Preserving the Slave Wall
In addition to seeing and photographing this important historical site in Ghana’s north, I was also interested in finding out how the community came to protect it. As the images show, a portion of the wall is fenced and covered; protecting it from rain and animals and, frankly, humans too! Nalerigu’s own historic defense wall is crumbling and in ruin. I am very interested in duplicating the success of Gwollu to preserve Naa Gyɛriŋŋa wall.
The first thing I noticed that is favorable to the Gwollu wall’s preservation is that it is located immediately next to the chief’s palace. That means it is constantly under the watch of the community leader. Nalerigu’s wall is located on the outskirts of town with very little traffic around it. Without watchful eyes, it has been susceptible to damage.

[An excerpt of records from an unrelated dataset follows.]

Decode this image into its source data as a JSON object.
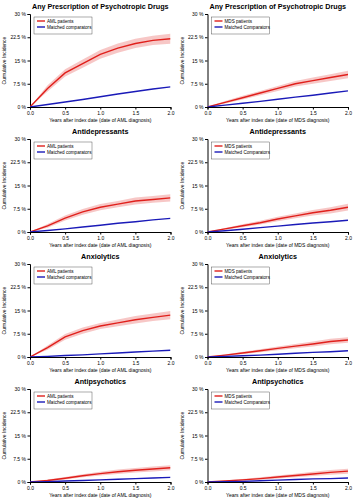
{
  "chart_data": [
    {
      "type": "line",
      "title": "Any Prescription of Psychotropic Drugs",
      "x_label": "Years after index date (date of AML diagnosis)",
      "y_label": "Cumulative Incidence",
      "x": [
        0,
        0.25,
        0.5,
        0.75,
        1.0,
        1.25,
        1.5,
        1.75,
        2.0
      ],
      "xlim": [
        0,
        2
      ],
      "ylim": [
        0,
        30
      ],
      "xticks": [
        {
          "value": 0,
          "label": "0.0"
        },
        {
          "value": 0.5,
          "label": "0.5"
        },
        {
          "value": 1,
          "label": "1.0"
        },
        {
          "value": 1.5,
          "label": "1.5"
        },
        {
          "value": 2,
          "label": "2.0"
        }
      ],
      "yticks": [
        {
          "value": 0,
          "label": "0 %"
        },
        {
          "value": 7.5,
          "label": "7.5 %"
        },
        {
          "value": 15,
          "label": "15 %"
        },
        {
          "value": 22.5,
          "label": "22.5 %"
        },
        {
          "value": 30,
          "label": "30 %"
        }
      ],
      "grid": false,
      "legend": "upper left",
      "series": [
        {
          "name": "AML patients",
          "color": "#e0201c",
          "values": [
            0,
            6,
            11,
            14,
            17,
            19,
            20.5,
            21.5,
            22
          ],
          "lower": [
            0,
            5,
            9.8,
            12.7,
            15.6,
            17.5,
            19,
            20,
            20.4
          ],
          "upper": [
            0,
            7,
            12.2,
            15.3,
            18.4,
            20.5,
            22,
            23,
            23.6
          ]
        },
        {
          "name": "Matched comparators",
          "color": "#1a1ab8",
          "values": [
            0,
            0.8,
            1.6,
            2.4,
            3.3,
            4.2,
            5.0,
            5.8,
            6.5
          ]
        }
      ]
    },
    {
      "type": "line",
      "title": "Any Prescription of Psychotropic Drugs",
      "x_label": "Years after index date (date of MDS diagnosis)",
      "y_label": "Cumulative Incidence",
      "x": [
        0,
        0.25,
        0.5,
        0.75,
        1.0,
        1.25,
        1.5,
        1.75,
        2.0
      ],
      "xlim": [
        0,
        2
      ],
      "ylim": [
        0,
        30
      ],
      "xticks": [
        {
          "value": 0,
          "label": "0.0"
        },
        {
          "value": 0.5,
          "label": "0.5"
        },
        {
          "value": 1,
          "label": "1.0"
        },
        {
          "value": 1.5,
          "label": "1.5"
        },
        {
          "value": 2,
          "label": "2.0"
        }
      ],
      "yticks": [
        {
          "value": 0,
          "label": "0 %"
        },
        {
          "value": 7.5,
          "label": "7.5 %"
        },
        {
          "value": 15,
          "label": "15 %"
        },
        {
          "value": 22.5,
          "label": "22.5 %"
        },
        {
          "value": 30,
          "label": "30 %"
        }
      ],
      "grid": false,
      "legend": "upper left",
      "series": [
        {
          "name": "MDS patients",
          "color": "#e0201c",
          "values": [
            0,
            1.5,
            3,
            4.5,
            6,
            7.5,
            8.5,
            9.5,
            10.5
          ],
          "lower": [
            0,
            1.1,
            2.4,
            3.8,
            5.2,
            6.6,
            7.5,
            8.4,
            9.3
          ],
          "upper": [
            0,
            1.9,
            3.6,
            5.2,
            6.8,
            8.4,
            9.5,
            10.6,
            11.7
          ]
        },
        {
          "name": "Matched Comparators",
          "color": "#1a1ab8",
          "values": [
            0,
            0.6,
            1.2,
            1.8,
            2.5,
            3.2,
            3.8,
            4.5,
            5.2
          ]
        }
      ]
    },
    {
      "type": "line",
      "title": "Antidepressants",
      "x_label": "Years after index date (date of AML diagnosis)",
      "y_label": "Cumulative Incidence",
      "x": [
        0,
        0.25,
        0.5,
        0.75,
        1.0,
        1.25,
        1.5,
        1.75,
        2.0
      ],
      "xlim": [
        0,
        2
      ],
      "ylim": [
        0,
        30
      ],
      "xticks": [
        {
          "value": 0,
          "label": "0.0"
        },
        {
          "value": 0.5,
          "label": "0.5"
        },
        {
          "value": 1,
          "label": "1.0"
        },
        {
          "value": 1.5,
          "label": "1.5"
        },
        {
          "value": 2,
          "label": "2.0"
        }
      ],
      "yticks": [
        {
          "value": 0,
          "label": "0 %"
        },
        {
          "value": 7.5,
          "label": "7.5 %"
        },
        {
          "value": 15,
          "label": "15 %"
        },
        {
          "value": 22.5,
          "label": "22.5 %"
        },
        {
          "value": 30,
          "label": "30 %"
        }
      ],
      "grid": false,
      "legend": "upper left",
      "series": [
        {
          "name": "AML patients",
          "color": "#e0201c",
          "values": [
            0,
            2,
            4.5,
            6.5,
            8,
            9,
            10,
            10.5,
            11
          ],
          "lower": [
            0,
            1.4,
            3.7,
            5.6,
            7,
            8,
            8.9,
            9.4,
            9.8
          ],
          "upper": [
            0,
            2.6,
            5.3,
            7.4,
            9,
            10,
            11.1,
            11.6,
            12.2
          ]
        },
        {
          "name": "Matched comparators",
          "color": "#1a1ab8",
          "values": [
            0,
            0.5,
            1,
            1.6,
            2.2,
            2.8,
            3.3,
            3.9,
            4.4
          ]
        }
      ]
    },
    {
      "type": "line",
      "title": "Antidepressants",
      "x_label": "Years after index date (date of MDS diagnosis)",
      "y_label": "Cumulative Incidence",
      "x": [
        0,
        0.25,
        0.5,
        0.75,
        1.0,
        1.25,
        1.5,
        1.75,
        2.0
      ],
      "xlim": [
        0,
        2
      ],
      "ylim": [
        0,
        30
      ],
      "xticks": [
        {
          "value": 0,
          "label": "0.0"
        },
        {
          "value": 0.5,
          "label": "0.5"
        },
        {
          "value": 1,
          "label": "1.0"
        },
        {
          "value": 1.5,
          "label": "1.5"
        },
        {
          "value": 2,
          "label": "2.0"
        }
      ],
      "yticks": [
        {
          "value": 0,
          "label": "0 %"
        },
        {
          "value": 7.5,
          "label": "7.5 %"
        },
        {
          "value": 15,
          "label": "15 %"
        },
        {
          "value": 22.5,
          "label": "22.5 %"
        },
        {
          "value": 30,
          "label": "30 %"
        }
      ],
      "grid": false,
      "legend": "upper left",
      "series": [
        {
          "name": "MDS patients",
          "color": "#e0201c",
          "values": [
            0,
            1,
            2,
            3,
            4.2,
            5.2,
            6.2,
            7,
            8
          ],
          "lower": [
            0,
            0.7,
            1.5,
            2.4,
            3.5,
            4.4,
            5.3,
            6,
            6.9
          ],
          "upper": [
            0,
            1.3,
            2.5,
            3.6,
            4.9,
            6,
            7.1,
            8,
            9.1
          ]
        },
        {
          "name": "Matched Comparators",
          "color": "#1a1ab8",
          "values": [
            0,
            0.4,
            0.9,
            1.4,
            1.9,
            2.4,
            2.9,
            3.3,
            3.8
          ]
        }
      ]
    },
    {
      "type": "line",
      "title": "Anxiolytics",
      "x_label": "Years after index date (date of AML diagnosis)",
      "y_label": "Cumulative Incidence",
      "x": [
        0,
        0.25,
        0.5,
        0.75,
        1.0,
        1.25,
        1.5,
        1.75,
        2.0
      ],
      "xlim": [
        0,
        2
      ],
      "ylim": [
        0,
        30
      ],
      "xticks": [
        {
          "value": 0,
          "label": "0.0"
        },
        {
          "value": 0.5,
          "label": "0.5"
        },
        {
          "value": 1,
          "label": "1.0"
        },
        {
          "value": 1.5,
          "label": "1.5"
        },
        {
          "value": 2,
          "label": "2.0"
        }
      ],
      "yticks": [
        {
          "value": 0,
          "label": "0 %"
        },
        {
          "value": 7.5,
          "label": "7.5 %"
        },
        {
          "value": 15,
          "label": "15 %"
        },
        {
          "value": 22.5,
          "label": "22.5 %"
        },
        {
          "value": 30,
          "label": "30 %"
        }
      ],
      "grid": false,
      "legend": "upper left",
      "series": [
        {
          "name": "AML patients",
          "color": "#e0201c",
          "values": [
            0,
            3,
            6.5,
            8.5,
            10,
            11,
            12,
            12.8,
            13.5
          ],
          "lower": [
            0,
            2.3,
            5.6,
            7.5,
            9,
            9.9,
            10.8,
            11.6,
            12.2
          ],
          "upper": [
            0,
            3.7,
            7.4,
            9.5,
            11,
            12.1,
            13.2,
            14,
            14.8
          ]
        },
        {
          "name": "Matched comparators",
          "color": "#1a1ab8",
          "values": [
            0,
            0.2,
            0.5,
            0.7,
            1.0,
            1.3,
            1.6,
            1.9,
            2.2
          ]
        }
      ]
    },
    {
      "type": "line",
      "title": "Anxiolytics",
      "x_label": "Years after index date (date of MDS diagnosis)",
      "y_label": "Cumulative Incidence",
      "x": [
        0,
        0.25,
        0.5,
        0.75,
        1.0,
        1.25,
        1.5,
        1.75,
        2.0
      ],
      "xlim": [
        0,
        2
      ],
      "ylim": [
        0,
        30
      ],
      "xticks": [
        {
          "value": 0,
          "label": "0.0"
        },
        {
          "value": 0.5,
          "label": "0.5"
        },
        {
          "value": 1,
          "label": "1.0"
        },
        {
          "value": 1.5,
          "label": "1.5"
        },
        {
          "value": 2,
          "label": "2.0"
        }
      ],
      "yticks": [
        {
          "value": 0,
          "label": "0 %"
        },
        {
          "value": 7.5,
          "label": "7.5 %"
        },
        {
          "value": 15,
          "label": "15 %"
        },
        {
          "value": 22.5,
          "label": "22.5 %"
        },
        {
          "value": 30,
          "label": "30 %"
        }
      ],
      "grid": false,
      "legend": "upper left",
      "series": [
        {
          "name": "MDS patients",
          "color": "#e0201c",
          "values": [
            0,
            0.6,
            1.3,
            2,
            2.8,
            3.5,
            4.2,
            5,
            5.5
          ],
          "lower": [
            0,
            0.4,
            0.9,
            1.5,
            2.2,
            2.8,
            3.4,
            4.1,
            4.6
          ],
          "upper": [
            0,
            0.8,
            1.7,
            2.5,
            3.4,
            4.2,
            5,
            5.9,
            6.4
          ]
        },
        {
          "name": "Matched Comparators",
          "color": "#1a1ab8",
          "values": [
            0,
            0.2,
            0.4,
            0.6,
            0.9,
            1.2,
            1.5,
            1.7,
            2.0
          ]
        }
      ]
    },
    {
      "type": "line",
      "title": "Antipsychotics",
      "x_label": "Years after index date (date of AML diagnosis)",
      "y_label": "Cumulative Incidence",
      "x": [
        0,
        0.25,
        0.5,
        0.75,
        1.0,
        1.25,
        1.5,
        1.75,
        2.0
      ],
      "xlim": [
        0,
        2
      ],
      "ylim": [
        0,
        30
      ],
      "xticks": [
        {
          "value": 0,
          "label": "0.0"
        },
        {
          "value": 0.5,
          "label": "0.5"
        },
        {
          "value": 1,
          "label": "1.0"
        },
        {
          "value": 1.5,
          "label": "1.5"
        },
        {
          "value": 2,
          "label": "2.0"
        }
      ],
      "yticks": [
        {
          "value": 0,
          "label": "0 %"
        },
        {
          "value": 7.5,
          "label": "7.5 %"
        },
        {
          "value": 15,
          "label": "15 %"
        },
        {
          "value": 22.5,
          "label": "22.5 %"
        },
        {
          "value": 30,
          "label": "30 %"
        }
      ],
      "grid": false,
      "legend": "upper left",
      "series": [
        {
          "name": "AML patients",
          "color": "#e0201c",
          "values": [
            0,
            0.5,
            1.2,
            2,
            2.7,
            3.3,
            3.8,
            4.2,
            4.6
          ],
          "lower": [
            0,
            0.2,
            0.8,
            1.5,
            2.1,
            2.6,
            3.1,
            3.4,
            3.8
          ],
          "upper": [
            0,
            0.8,
            1.6,
            2.5,
            3.3,
            4,
            4.5,
            5,
            5.4
          ]
        },
        {
          "name": "Matched comparators",
          "color": "#1a1ab8",
          "values": [
            0,
            0.1,
            0.3,
            0.5,
            0.7,
            0.9,
            1.1,
            1.3,
            1.5
          ]
        }
      ]
    },
    {
      "type": "line",
      "title": "Antipsychotics",
      "x_label": "Years after index date (date of MDS diagnosis)",
      "y_label": "Cumulative Incidence",
      "x": [
        0,
        0.25,
        0.5,
        0.75,
        1.0,
        1.25,
        1.5,
        1.75,
        2.0
      ],
      "xlim": [
        0,
        2
      ],
      "ylim": [
        0,
        30
      ],
      "xticks": [
        {
          "value": 0,
          "label": "0.0"
        },
        {
          "value": 0.5,
          "label": "0.5"
        },
        {
          "value": 1,
          "label": "1.0"
        },
        {
          "value": 1.5,
          "label": "1.5"
        },
        {
          "value": 2,
          "label": "2.0"
        }
      ],
      "yticks": [
        {
          "value": 0,
          "label": "0 %"
        },
        {
          "value": 7.5,
          "label": "7.5 %"
        },
        {
          "value": 15,
          "label": "15 %"
        },
        {
          "value": 22.5,
          "label": "22.5 %"
        },
        {
          "value": 30,
          "label": "30 %"
        }
      ],
      "grid": false,
      "legend": "upper left",
      "series": [
        {
          "name": "MDS patients",
          "color": "#e0201c",
          "values": [
            0,
            0.3,
            0.7,
            1.1,
            1.6,
            2.1,
            2.6,
            3.1,
            3.5
          ],
          "lower": [
            0,
            0.1,
            0.4,
            0.7,
            1.1,
            1.5,
            1.9,
            2.3,
            2.7
          ],
          "upper": [
            0,
            0.5,
            1,
            1.5,
            2.1,
            2.7,
            3.3,
            3.9,
            4.3
          ]
        },
        {
          "name": "Matched Comparators",
          "color": "#1a1ab8",
          "values": [
            0,
            0.1,
            0.2,
            0.4,
            0.6,
            0.8,
            1.0,
            1.1,
            1.3
          ]
        }
      ]
    }
  ]
}
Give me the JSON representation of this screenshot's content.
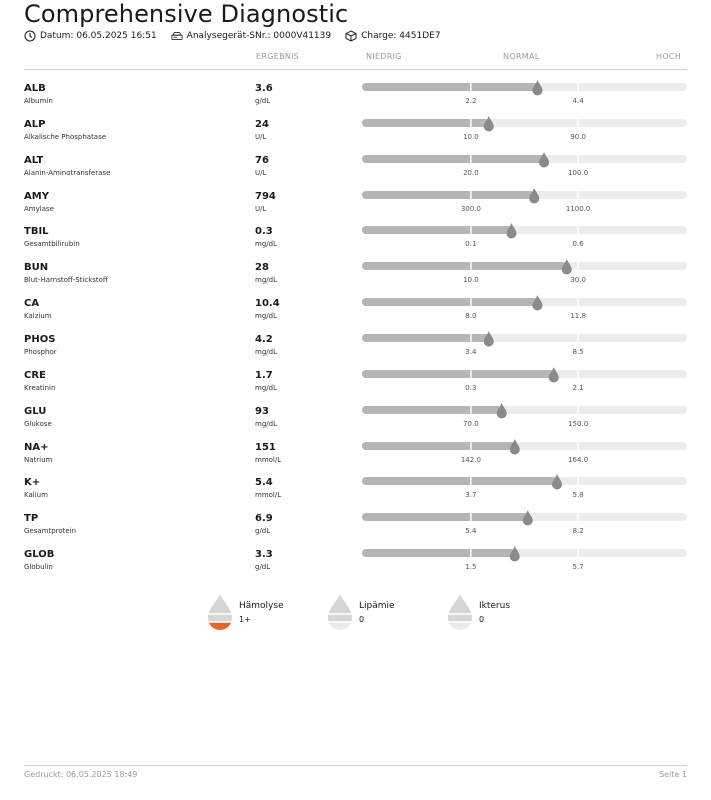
{
  "header": {
    "title": "Comprehensive Diagnostic",
    "date": "Datum: 06.05.2025 16:51",
    "device": "Analysegerät-SNr.: 0000V41139",
    "lot": "Charge: 4451DE7"
  },
  "columns": {
    "result": "ERGEBNIS",
    "low": "NIEDRIG",
    "normal": "NORMAL",
    "high": "HOCH"
  },
  "rows": [
    {
      "code": "ALB",
      "name": "Albumin",
      "value": "3.6",
      "unit": "g/dL",
      "low": "2.2",
      "high": "4.4",
      "position": 0.54
    },
    {
      "code": "ALP",
      "name": "Alkalische Phosphatase",
      "value": "24",
      "unit": "U/L",
      "low": "10.0",
      "high": "90.0",
      "position": 0.39
    },
    {
      "code": "ALT",
      "name": "Alanin-Aminotransferase",
      "value": "76",
      "unit": "U/L",
      "low": "20.0",
      "high": "100.0",
      "position": 0.56
    },
    {
      "code": "AMY",
      "name": "Amylase",
      "value": "794",
      "unit": "U/L",
      "low": "300.0",
      "high": "1100.0",
      "position": 0.53
    },
    {
      "code": "TBIL",
      "name": "Gesamtbilirubin",
      "value": "0.3",
      "unit": "mg/dL",
      "low": "0.1",
      "high": "0.6",
      "position": 0.46
    },
    {
      "code": "BUN",
      "name": "Blut-Harnstoff-Stickstoff",
      "value": "28",
      "unit": "mg/dL",
      "low": "10.0",
      "high": "30.0",
      "position": 0.63
    },
    {
      "code": "CA",
      "name": "Kalzium",
      "value": "10.4",
      "unit": "mg/dL",
      "low": "8.0",
      "high": "11.8",
      "position": 0.54
    },
    {
      "code": "PHOS",
      "name": "Phosphor",
      "value": "4.2",
      "unit": "mg/dL",
      "low": "3.4",
      "high": "8.5",
      "position": 0.39
    },
    {
      "code": "CRE",
      "name": "Kreatinin",
      "value": "1.7",
      "unit": "mg/dL",
      "low": "0.3",
      "high": "2.1",
      "position": 0.59
    },
    {
      "code": "GLU",
      "name": "Glukose",
      "value": "93",
      "unit": "mg/dL",
      "low": "70.0",
      "high": "150.0",
      "position": 0.43
    },
    {
      "code": "NA+",
      "name": "Natrium",
      "value": "151",
      "unit": "mmol/L",
      "low": "142.0",
      "high": "164.0",
      "position": 0.47
    },
    {
      "code": "K+",
      "name": "Kalium",
      "value": "5.4",
      "unit": "mmol/L",
      "low": "3.7",
      "high": "5.8",
      "position": 0.6
    },
    {
      "code": "TP",
      "name": "Gesamtprotein",
      "value": "6.9",
      "unit": "g/dL",
      "low": "5.4",
      "high": "8.2",
      "position": 0.51
    },
    {
      "code": "GLOB",
      "name": "Globulin",
      "value": "3.3",
      "unit": "g/dL",
      "low": "1.5",
      "high": "5.7",
      "position": 0.47
    }
  ],
  "serum_indices": [
    {
      "label": "Hämolyse",
      "value": "1+",
      "fill": 1
    },
    {
      "label": "Lipämie",
      "value": "0",
      "fill": 0
    },
    {
      "label": "Ikterus",
      "value": "0",
      "fill": 0
    }
  ],
  "footer": {
    "printed": "Gedruckt: 06.05.2025 18:49",
    "page": "Seite 1"
  },
  "colors": {
    "bar_fill": "#b5b5b5",
    "bar_track": "#ececec",
    "marker": "#8a8a8a",
    "hemolysis": "#e0662b",
    "drop_empty": "#d6d6d6"
  }
}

On my visit I met with Kuoru Kuri-Buktie Limann IV, the Paramount Chief of Gwollu. He told me that in the mid-2000s US Ambassador to Ghana Pamela Bridgewater visited the site and pledged funds to protect and preserve the site. Through the Ghana Museum and Monuments Board, the US Embassy funded the construction of the fence and roof.
On the one hand, I was glad that my country contributed in this way to preserve the Gwollu wall. However, I was also disappointed to discover that it wasn’t a grassroots endeavor initiated by the local community. The idea of owning, protecting and preserving historical artifacts is a challenge all across West Africa. People living in poverty have more pressing needs that they prioritize.
I’m always reminding myself and other Westerners that before we judge, we should realize that preserving historical monuments is a luxury that we enjoy in the West. I’m so grateful for my own country’s incredible National Park Service that preserves and protects our historical treasures as well as educates future generations about our heritage. I hope that one day GMMB doesn’t have to depend on foreign aid to protect and preserve Ghana’s national treasures and can educate all Ghanaians about the incredible heritage they have in their hands.
 Capt. R.S. Rattray shares the oral tradition of a chief named Tangia, son of Yagbon, as the commander who built the wall and was later made the first chief of Gwollu in his 1932 book “The Tribes of the Ashanti Hinterland, Vol. II.” Recent news reports also mention Tanjia as the builder. However, Ghana’s Museum and Monuments Board website lists ‘Gwollu Koro Limann’ as the wall’s builder.
“The walls of Gwolo, the ruins of which may still be seen, consisted of an inner circular wall surrounding the town — loop-holed with triangular-shaped loop-holes — with four gateways, and an outer wall which enclosed farms and the water-supply within its perimeter. The walls were about ten feet or more in height; the removal of the earth used to build them also served to form a deep ditch. The distance between the inner and outer walls is quite three hundred yards. The ruins, even as standing today, show what a remarkably combined effort their construction must have been. Very similar walls are to be found at Naleregu in NE. Mampruse (sic).”
 Natalie Swanepoel wrote a wonderfully detailed article entitled “Living with Heritage: The Potentials of and Pressures on the Heritage Landscape of Gwollu, Upper West Region, Ghana” about the challenge of encouraging the community of Gwollu to care for their rich archeological treasures in the Journal of Field Archaeology (Vol. 35).